Based on his introduction to painting and screenprinting on copper during ROCI Chile in 1985, Rauschenberg created multiple series, such as Urban Bourbons (1988–95), that focused on different methods of transferring images onto a variety of reflective metals, such as steel and aluminum. In addition, throughout the 1990s, Rauschenberg continued to use new materials while still working with more rudimentary techniques, such as wet fresco, as in the series Arcadian Retreat (1996), and the transfer of images by hand, as in the Anagrams (1995–2000). As part of his engagement with the latest technology, he began making digital Iris prints and using biodegradable vegetable dyes in his transfer processes, underscoring his commitment to caring for the environment. During this time, he also designed costumes and sets for several major productions by the Trisha Brown Dance Company, New York.
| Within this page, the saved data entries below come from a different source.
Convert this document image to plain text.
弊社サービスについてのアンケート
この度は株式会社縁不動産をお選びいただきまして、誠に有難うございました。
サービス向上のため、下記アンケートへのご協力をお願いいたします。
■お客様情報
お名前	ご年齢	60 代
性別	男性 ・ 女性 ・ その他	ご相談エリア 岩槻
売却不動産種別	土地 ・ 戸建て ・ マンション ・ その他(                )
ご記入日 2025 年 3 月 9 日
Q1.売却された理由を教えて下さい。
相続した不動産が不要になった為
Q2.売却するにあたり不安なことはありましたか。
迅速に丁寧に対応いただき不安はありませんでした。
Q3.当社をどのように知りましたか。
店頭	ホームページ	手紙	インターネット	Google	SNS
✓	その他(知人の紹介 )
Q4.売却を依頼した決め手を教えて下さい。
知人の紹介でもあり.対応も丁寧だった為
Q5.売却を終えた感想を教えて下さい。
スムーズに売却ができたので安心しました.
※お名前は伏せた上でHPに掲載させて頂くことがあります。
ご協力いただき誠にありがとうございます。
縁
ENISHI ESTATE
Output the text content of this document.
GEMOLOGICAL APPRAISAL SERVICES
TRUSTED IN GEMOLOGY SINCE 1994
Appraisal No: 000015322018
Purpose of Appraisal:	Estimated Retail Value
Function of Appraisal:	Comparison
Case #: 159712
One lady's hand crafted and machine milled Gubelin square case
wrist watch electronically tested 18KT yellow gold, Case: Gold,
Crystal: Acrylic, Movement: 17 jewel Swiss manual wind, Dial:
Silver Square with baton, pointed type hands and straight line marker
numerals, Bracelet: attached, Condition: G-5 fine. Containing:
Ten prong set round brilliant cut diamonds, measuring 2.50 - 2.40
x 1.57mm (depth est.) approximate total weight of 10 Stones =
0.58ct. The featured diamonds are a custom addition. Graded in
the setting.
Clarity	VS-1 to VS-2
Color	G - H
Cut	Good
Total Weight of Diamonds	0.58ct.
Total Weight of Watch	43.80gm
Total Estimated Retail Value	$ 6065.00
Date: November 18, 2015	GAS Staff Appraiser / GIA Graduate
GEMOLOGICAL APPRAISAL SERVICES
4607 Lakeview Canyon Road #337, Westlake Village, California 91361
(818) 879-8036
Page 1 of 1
Despite a stroke in 2002 that paralyzed his right side, he continued to make work in his Captiva Island studio.
The Guggenheim Museum has exhibited the largest retrospective of Rauschenberg's work to date (1997), which traveled to the Menil Collection, Contemporary Arts Museum, and Museum of Fine Arts, all in Houston (1998); and then traveled to Europe (1998–99) with exhibitions at Museum Ludwig, Cologne (1998); and Guggenheim Museum Bilbao (1998–99). Also in 1998, the Vatican commissioned (and later refused) a work by Rauschenberg based on the Apocalypse for Renzo Piano's pilgrimage church in Foggia, Italy. The Museum of Contemporary Art, Los Angeles, and the Metropolitan Museum of Art, New York, hosted a survey of the artist's Combines (1999), and the Guggenheim Foundation organized the memorial exhibition Robert Rauschenberg: Gluts for the Peggy Guggenheim Collection, Venice (2009), which traveled to the Museum Tinguely, Basel (2009–10); Guggenheim Museum Bilbao (2010); and Villa e Collezione Panza, Varese, Italy (2010–11). Rauschenberg's last stage set was for Cunningham's Xover (crossover) (2007), based on his own painting Plank (2003). Rauschenberg died in Captiva Island, Florida, on May 12, 2008.